I like your analogy. But I was thrown by the part about actresses' paid agents being allowed unilaterally to decide not to recommend them (why would you pay someone to act unilaterally?). I'm less surprised that social workers can do that, but still. If the person is YOUR social worker, shouldn't they be working for YOU? (Unlike the birth mother, you're paying them!) I assume the birth mother's social worker isn't telling all her secrets, or keeping this baby from nice couples because the mom is a real pill and only a rotten couple should have to deal with her. So why is your social worker keeping your profile from birth mothers because of things to do with you? (Except, of course, objective factors - if the birth mother is black and she wants black parents for her kids and she SAYS so, then your SW shouldn't recommend you for that one, it wouldn't make sense. Or if the birth mother wants the parents to be her religion, or to be a certain age, and it's HER saying it, then, of course, the SW should follow that, 'cause otherwise they're wasting everyone's time. Just they shouldn't use their OWN subjective ideas, I would think.)

Amy @ This Cross I Embrace said...

But we can only ASSUME that they are being as objective as possible... hence the constant worry. Of course, a paid agent (or a paid SW) should always be looking out for the best interests of their client.
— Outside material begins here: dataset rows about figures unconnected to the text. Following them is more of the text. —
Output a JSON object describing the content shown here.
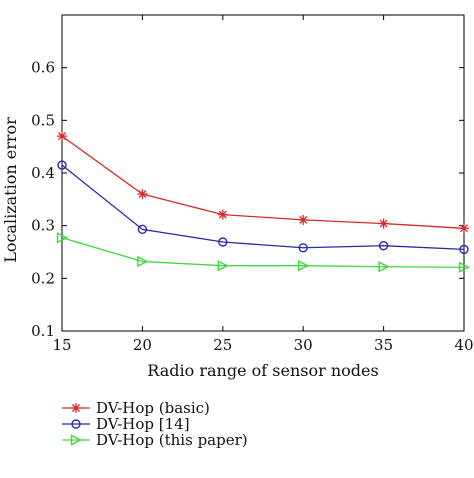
{
  "chart_data": {
    "type": "line",
    "title": "",
    "xlabel": "Radio range of sensor nodes",
    "ylabel": "Localization error",
    "x": [
      15,
      20,
      25,
      30,
      35,
      40
    ],
    "xlim": [
      15,
      40
    ],
    "ylim": [
      0.1,
      0.7
    ],
    "xticks": [
      "15",
      "20",
      "25",
      "30",
      "35",
      "40"
    ],
    "yticks": [
      "0.1",
      "0.2",
      "0.3",
      "0.4",
      "0.5",
      "0.6"
    ],
    "ytick_values": [
      0.1,
      0.2,
      0.3,
      0.4,
      0.5,
      0.6
    ],
    "grid": false,
    "legend_position": "below plot, left",
    "series": [
      {
        "name": "DV-Hop (basic)",
        "values": [
          0.47,
          0.36,
          0.321,
          0.311,
          0.304,
          0.295
        ],
        "color": "#d42a2a",
        "marker": "star"
      },
      {
        "name": "DV-Hop [14]",
        "values": [
          0.415,
          0.293,
          0.269,
          0.258,
          0.262,
          0.255
        ],
        "color": "#2a2aa8",
        "marker": "circle"
      },
      {
        "name": "DV-Hop (this paper)",
        "values": [
          0.277,
          0.232,
          0.224,
          0.224,
          0.222,
          0.221
        ],
        "color": "#3fd83f",
        "marker": "triangle-right"
      }
    ]
  }
}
But how can we REALLY know they are? It may seem like they have no reason to withhold showing us to a certain b-mom, but you just never know. For example, we don't seem to have "clicked" with our SW, and she also has very different ideas of how important the family unit is, particularly for adoption. (She adopted 9 years ago, as a single mom.) So anything we say in our "interviews" with her can continue to change her overall like or dislike for us as a couple, and when asked for profile books of couples who are like us, she may decide to show her 4 other similar clients over us... see what I'm saying?? It's all very sunjective, even though that part of it shouldn't be. We just have to "trust" and hope they are acting on our behalf in the best way possible.
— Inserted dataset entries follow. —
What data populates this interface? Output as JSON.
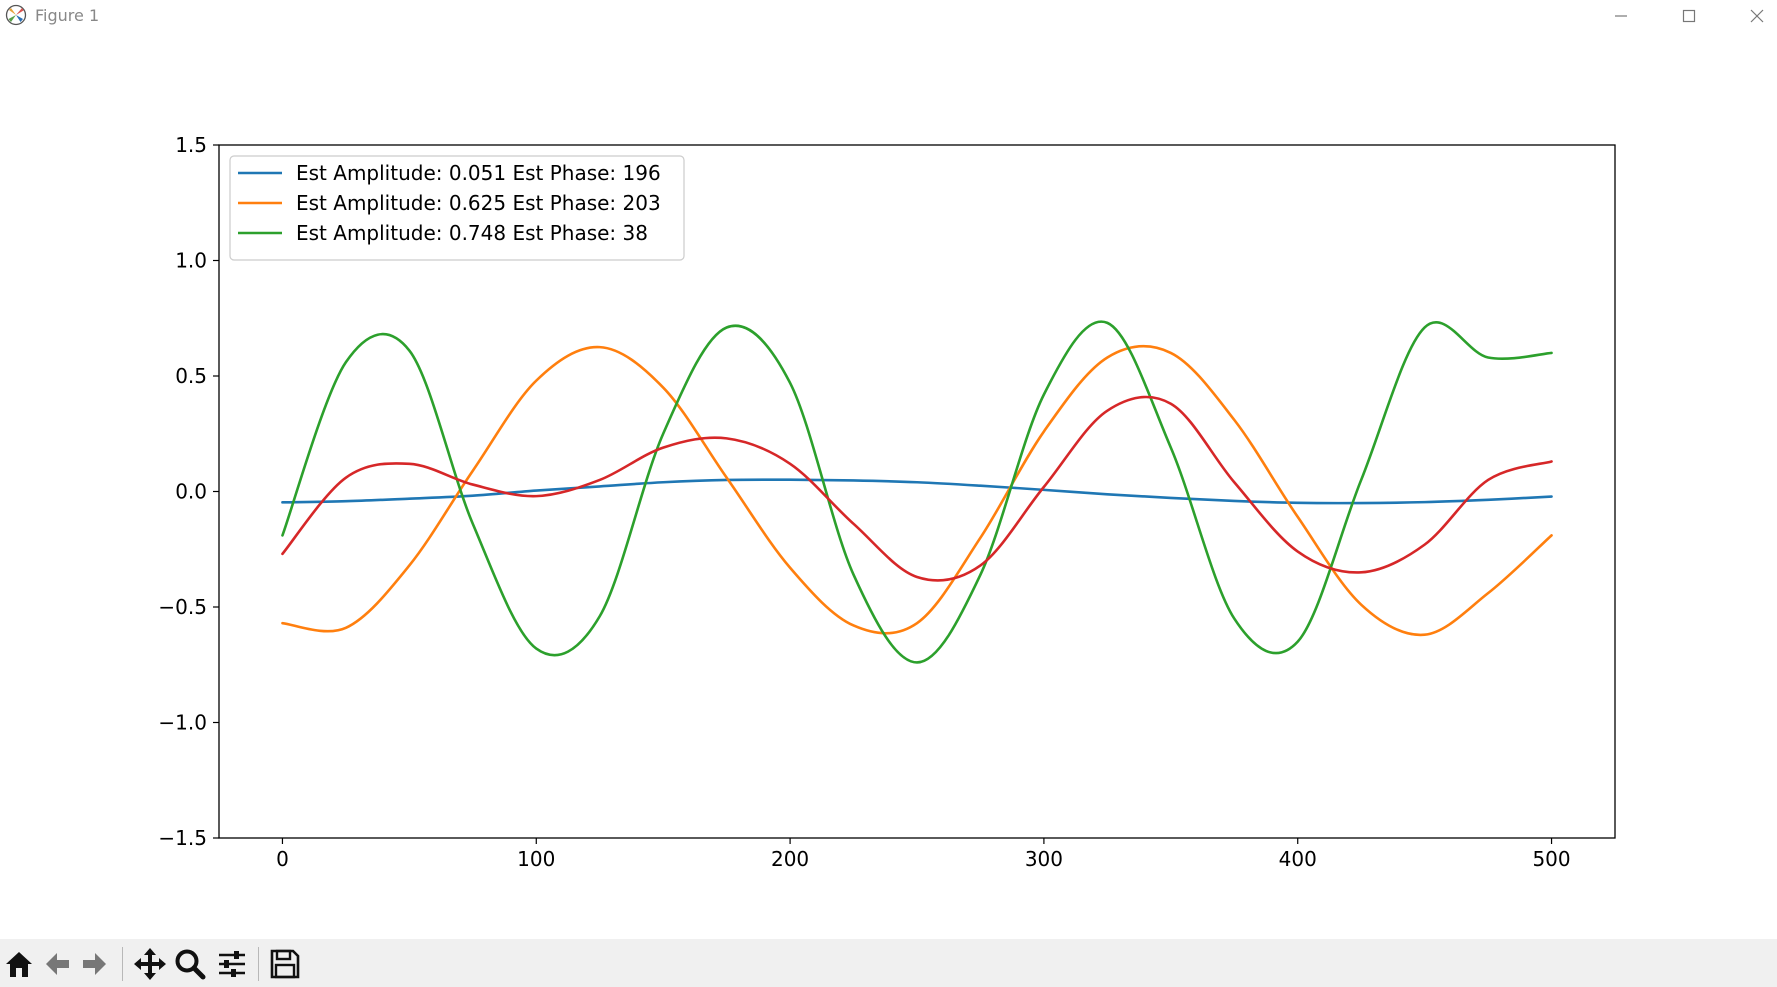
{
  "window": {
    "title": "Figure 1",
    "icon": "matplotlib-icon",
    "controls": [
      "minimize-icon",
      "maximize-icon",
      "close-icon"
    ]
  },
  "toolbar": {
    "buttons": [
      {
        "name": "home-button",
        "icon": "home-icon"
      },
      {
        "name": "back-button",
        "icon": "arrow-left-icon"
      },
      {
        "name": "forward-button",
        "icon": "arrow-right-icon"
      },
      {
        "name": "pan-button",
        "icon": "move-icon"
      },
      {
        "name": "zoom-button",
        "icon": "magnifier-icon"
      },
      {
        "name": "configure-subplots-button",
        "icon": "sliders-icon"
      },
      {
        "name": "save-button",
        "icon": "floppy-disk-icon"
      }
    ]
  },
  "chart_data": {
    "type": "line",
    "title": "",
    "xlabel": "",
    "ylabel": "",
    "xlim": [
      -25,
      525
    ],
    "ylim": [
      -1.5,
      1.5
    ],
    "xticks": [
      0,
      100,
      200,
      300,
      400,
      500
    ],
    "yticks": [
      -1.5,
      -1.0,
      -0.5,
      0.0,
      0.5,
      1.0,
      1.5
    ],
    "ytick_labels": [
      "−1.5",
      "−1.0",
      "−0.5",
      "0.0",
      "0.5",
      "1.0",
      "1.5"
    ],
    "grid": false,
    "legend_position": "upper-left",
    "x": [
      0,
      25,
      50,
      75,
      100,
      125,
      150,
      175,
      200,
      225,
      250,
      275,
      300,
      325,
      350,
      375,
      400,
      425,
      450,
      475,
      500
    ],
    "series": [
      {
        "name": "Est Amplitude: 0.051 Est Phase: 196",
        "color": "#1f77b4",
        "in_legend": true,
        "values": [
          -0.047,
          -0.042,
          -0.031,
          -0.018,
          0.004,
          0.022,
          0.04,
          0.05,
          0.051,
          0.048,
          0.04,
          0.025,
          0.007,
          -0.012,
          -0.028,
          -0.041,
          -0.049,
          -0.05,
          -0.046,
          -0.036,
          -0.022
        ]
      },
      {
        "name": "Est Amplitude: 0.625 Est Phase: 203",
        "color": "#ff7f0e",
        "in_legend": true,
        "values": [
          -0.57,
          -0.59,
          -0.32,
          0.09,
          0.48,
          0.625,
          0.45,
          0.06,
          -0.33,
          -0.58,
          -0.57,
          -0.2,
          0.26,
          0.58,
          0.6,
          0.31,
          -0.11,
          -0.49,
          -0.62,
          -0.44,
          -0.19
        ]
      },
      {
        "name": "Est Amplitude: 0.748 Est Phase: 38",
        "color": "#2ca02c",
        "in_legend": true,
        "values": [
          -0.19,
          0.56,
          0.61,
          -0.14,
          -0.68,
          -0.54,
          0.25,
          0.71,
          0.47,
          -0.36,
          -0.74,
          -0.36,
          0.42,
          0.73,
          0.19,
          -0.55,
          -0.65,
          0.05,
          0.71,
          0.58,
          0.6
        ]
      },
      {
        "name": "",
        "color": "#d62728",
        "in_legend": false,
        "values": [
          -0.27,
          0.06,
          0.12,
          0.03,
          -0.02,
          0.05,
          0.19,
          0.23,
          0.12,
          -0.14,
          -0.37,
          -0.32,
          0.02,
          0.35,
          0.38,
          0.04,
          -0.26,
          -0.35,
          -0.23,
          0.05,
          0.13
        ]
      }
    ]
  }
}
Oh, and Sew, the Russian Tea Room is a famous tea house in NYC. It's one of those "landmark" places that tourists like to visit, therefore they can get away with charging an arm and a leg. I've been once, so I don't feel the need to go again!
Usually High Tea is NOT that expensive, lol!

Sissy said...

I am really surprised at your SW. We love the people at our agency and the SW they contracted to do our homestudy. Can you switch and deal with someone else there? If you aren't connecting with her, maybe it would be best to be assigned to someone else. At the very least, you are paying her to assist you, she should be professional and somewhat compassionate to your situation. I have never felt like I couldn't talk to, or ask our people anything I wanted. I don't feel like they judge us at all, and I have talked with them about how they show profiles to birthmoms. Our agency rep talked about how hard it was to keep her mouth shut when she thinks that one couple would suit a BMs needs/wants. She lets them look and read and keeps out of it.

Praying for you!

Amy @ This Cross I Embrace said...

Thanks, Sissy. I am just so scared to even breach the subject... I am such a non-confrontational person!! Any tips?

Kathryn said...

I agree with Sissy..our agency (for our domestic adoption) was awesome. I seriously felt they were doing so good by the birthmothers and by us. You know you don't have to use a local can use an agency anywhere in the country. Ours was based in FL and we are no where near FL.
We used another agency (local) to do our homestudies and we just loved our SW. She helped us bring both kids home...we still keep in touch with her.
Email if you want to talk more about it.

Grace in my Heart said...

I can't remember if I told you this already, so sorry if it is a repeat. We had a bad experience with an agency/sw and switched agencies. It was like night and day...our new sw was very compassionate and we never felt like we were auditioning for a play... I don't know- you may want to just get the homestudy done with them and then look at other agencies. You are paying them for a service- they should treat you respectfully.

Jeremiah 29:11 said...

Ha ha... love your analogy. Yes, the adoption process seems quite daunting to me right now. I just hope that I can see past the process to the end result!